As pessoas prendem-se demasiado ao que ouvem e assumem tudo que lhes entra nos ouvidos como sendo ou verdade ou mentira quando, às vezes, não é uma coisa nem outra.
Há uns tempos, a meio de uma conversa, a pessoa com quem estava a falar sobre outras pessoas com quem tivera uma confusão - sendo que eu conhecia todas as partes - disse-me assim: olha, eu não sei se foi isto exactamente o que aconteceu, isto é como me lembro de ter acontecido. Uma afirmação de uma clareza que é pouco comum ouvir-se.
Ela não me estava a mentir mas sabia que podia estar a contar apenas o que se lembrava e não necessariamente o que acontecera, coisa que o cérebro faz sem se dar conta e que a boca reproduz involuntariamente.
Sempre que me contam coisas eu parto do princípio que não é precisa porque o que, normalmente, mantemos é mais o sentimento e o quadro geral que terá acontecido mas não os factos, fiéis, que levaram a ele.
Eu estou sempre atento mas é raro quem conta também estar.
E porque as pessoas dão demasiado valor ao que ouvem e muito menos ao que lhes é mostrado involuntariamente:
a) há uns anos estava a lanchar com uma amiga e vieram uns miúdos pedir-me dinheiro. Recusei dinheiro mas disse-lhes que, se quisessem, fossem lá dentro pedir o que queriam que eu pagava; eles foram, o empregado veio confirmar se eu pagaria; eu confirmei; eles comeram.
Quando ela contou isto a umas pessoas que me conheciam, disseram-lhe (por palavras mais meigas porque a coragem é pouca) que tinha feito isso porque a queria comer.
É verdade, queria mesmo.
Não é verdade que tenha sido por isso.
b) quinta-feira à noite, saí para comprar cigarros e quem estava comigo também foi.
Dia do Trabalhador, quase tudo fechado.
Cheguei à bomba de gasolina e estava um desgraçado - como costuma acontecer nas bombas de gasolina depois da meia-noite - com um pacote de bolachas à frente. Quando chegou à minha vez, percebi que me ia ser pedida alguma coisa e engatei o NÃO porque me recuso a dar dinheiro com base nas mentiras que costumam contar.
Não. Queria leite. Perguntei-lhe que mais? e ele disse que não se importava de tomar um café porque também estava frio.
Comprei as duas coisas e dei-lhe. Não esperei que me agradecesse porque me custa ver gente com fome e que quer comer. Dei-lhe e daria mais se mais me tivesse pedido e tivesse dinheiro no bolso.

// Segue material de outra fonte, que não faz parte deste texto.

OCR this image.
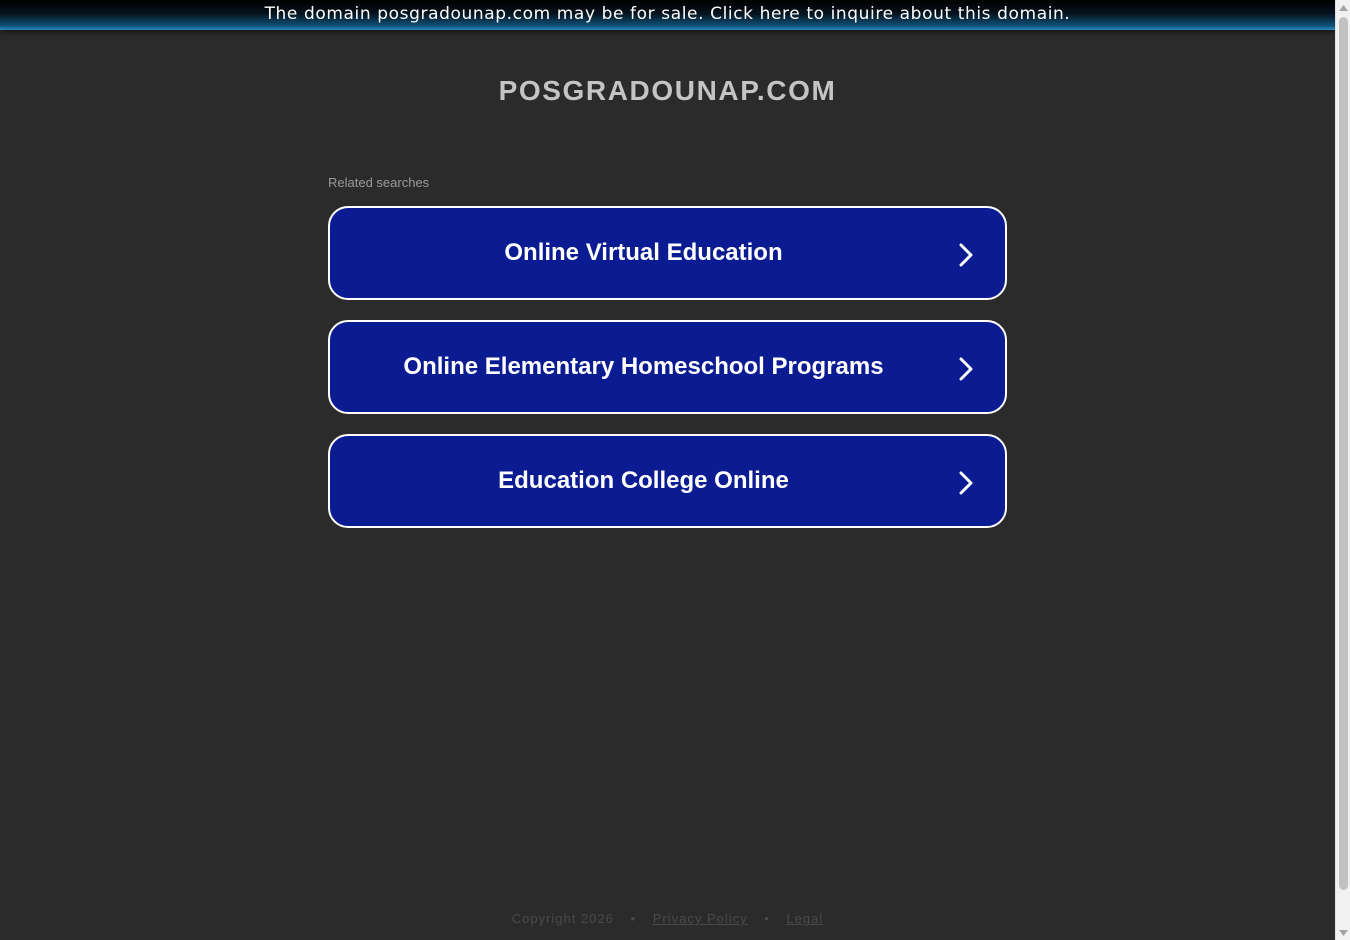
The domain posgradounap.com may be for sale. Click here to inquire about this domain.
POSGRADOUNAP.COM
Related searches
Online Virtual Education
Online Elementary Homeschool Programs
Education College Online
Copyright 2026 • Privacy Policy • Legal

Quem estava comigo nem estremeceu. Conhece-me mais do que aquilo que lhe digo ou o que dizem de mim. Olhou para mim, riu-se, e fomos à nossa vida.
Não somo tudo que dizemos nem só o que dizemos.
Às vezes não dizemos porque não conseguimos; outras vezes não dizemos porque não queremos; outras vezes não dizemos porque não sabemos.
Somos muito, ainda que não tudo, o que fazemos.
Às vezes fazemos o que não queremos; às vezes fazemos o que não devemos; às vezes fazemos o que não dizemos.